Il me faut donc chercher à mieux comprendre, à deviner l’intention de l’auteur ou, à défaut, me laisser interpeller par les questions que soulève ma propre lecture…
Je poursuis donc cette entrée dans l’intimité de Paul et, bonne surprise, je découvre chez Tommy Wieringa une écriture en trompe-l’œil. Si on amalgame tout ce qui est dit sur le passé de la région et son présent, la vie communautaire d’antan et le déclin actuel des affaires, l’installation au village d’une économie chinoise sans intégration réelle de la communauté asiatique, l’exode rurale et le fossé qui se creuse entre ceux qui s’efforcent d’avoir une longueur d’avance sur leur temps et ceux qui n’arrivent pas à le rattraper, ce n’est pas l’image d’un bled de l’est hollandais que l’on perçoit, c’est une métaphore notre vieille Europe. C’est elle qui se délite ici alors qu’elle se revendique être à la pointe ailleurs. Fagne-Sainte-Marie est l’image d’un monde fatigué dans lequel les uns se perdent tandis que d’autres, opportunistes s’y retrouvent.

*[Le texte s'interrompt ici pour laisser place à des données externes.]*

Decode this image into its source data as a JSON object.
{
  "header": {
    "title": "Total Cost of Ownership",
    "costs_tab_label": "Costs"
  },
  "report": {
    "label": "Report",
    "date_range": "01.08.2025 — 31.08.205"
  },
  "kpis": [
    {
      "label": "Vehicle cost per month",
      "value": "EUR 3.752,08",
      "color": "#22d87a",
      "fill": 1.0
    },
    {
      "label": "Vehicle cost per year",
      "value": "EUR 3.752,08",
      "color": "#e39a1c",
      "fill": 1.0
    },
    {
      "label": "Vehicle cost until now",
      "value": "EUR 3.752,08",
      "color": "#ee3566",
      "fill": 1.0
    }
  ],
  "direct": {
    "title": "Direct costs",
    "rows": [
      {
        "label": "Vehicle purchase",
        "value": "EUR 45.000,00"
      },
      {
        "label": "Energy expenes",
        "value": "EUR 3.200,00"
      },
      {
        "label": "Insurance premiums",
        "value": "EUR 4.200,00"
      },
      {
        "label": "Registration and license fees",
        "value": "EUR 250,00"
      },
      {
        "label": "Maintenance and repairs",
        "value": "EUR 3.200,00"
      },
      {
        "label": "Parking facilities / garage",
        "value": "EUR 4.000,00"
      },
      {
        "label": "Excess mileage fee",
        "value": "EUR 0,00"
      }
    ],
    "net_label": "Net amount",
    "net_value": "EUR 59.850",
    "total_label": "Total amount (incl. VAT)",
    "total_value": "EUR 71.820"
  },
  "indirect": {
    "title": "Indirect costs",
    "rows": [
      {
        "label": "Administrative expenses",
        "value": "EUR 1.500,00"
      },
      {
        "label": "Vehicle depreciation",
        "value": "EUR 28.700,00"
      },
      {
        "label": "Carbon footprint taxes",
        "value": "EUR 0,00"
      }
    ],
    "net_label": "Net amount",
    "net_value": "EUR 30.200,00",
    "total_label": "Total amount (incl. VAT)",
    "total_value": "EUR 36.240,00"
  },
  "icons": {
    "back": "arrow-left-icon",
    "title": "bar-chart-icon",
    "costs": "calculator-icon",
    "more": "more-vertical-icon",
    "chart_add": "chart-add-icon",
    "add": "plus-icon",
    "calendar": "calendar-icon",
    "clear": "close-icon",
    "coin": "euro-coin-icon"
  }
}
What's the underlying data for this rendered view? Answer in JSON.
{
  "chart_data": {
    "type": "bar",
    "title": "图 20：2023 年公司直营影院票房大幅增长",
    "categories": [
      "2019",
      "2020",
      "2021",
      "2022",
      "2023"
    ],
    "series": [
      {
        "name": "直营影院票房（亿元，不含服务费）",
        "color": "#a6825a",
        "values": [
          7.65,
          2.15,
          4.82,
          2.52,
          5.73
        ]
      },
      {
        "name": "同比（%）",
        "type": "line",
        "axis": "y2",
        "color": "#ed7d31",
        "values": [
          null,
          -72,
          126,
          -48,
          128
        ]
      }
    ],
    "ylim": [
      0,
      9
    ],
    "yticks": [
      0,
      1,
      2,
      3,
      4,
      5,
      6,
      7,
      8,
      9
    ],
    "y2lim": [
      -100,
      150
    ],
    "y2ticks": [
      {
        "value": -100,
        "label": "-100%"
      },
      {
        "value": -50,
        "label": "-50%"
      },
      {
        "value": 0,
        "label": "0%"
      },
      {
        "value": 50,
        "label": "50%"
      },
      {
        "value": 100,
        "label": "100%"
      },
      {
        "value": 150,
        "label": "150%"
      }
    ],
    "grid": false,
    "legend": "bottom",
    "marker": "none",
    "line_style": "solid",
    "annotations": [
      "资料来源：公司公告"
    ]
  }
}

Et comme dans toutes les communautés restreintes mais divisées, les moteurs relationnels sont la méfiance, les rancœurs, la jalousie, l’étalement de la puissance et le marquage des uns par les autres. Et, dans la mouvance de ces villages comme du monde, il y a toujours les esseulés, repliés sur eux, ne sachant pas trop comment se situer, bourrés de rêves mais sans l’énergie nécessaire pour les transformer en projets. Ils subissent, acceptant finalement tout jusqu’au jour où ils exploseront devant trop d’injustices ou de mépris à leur égard. Alors, ils tueront ou se feront tuer !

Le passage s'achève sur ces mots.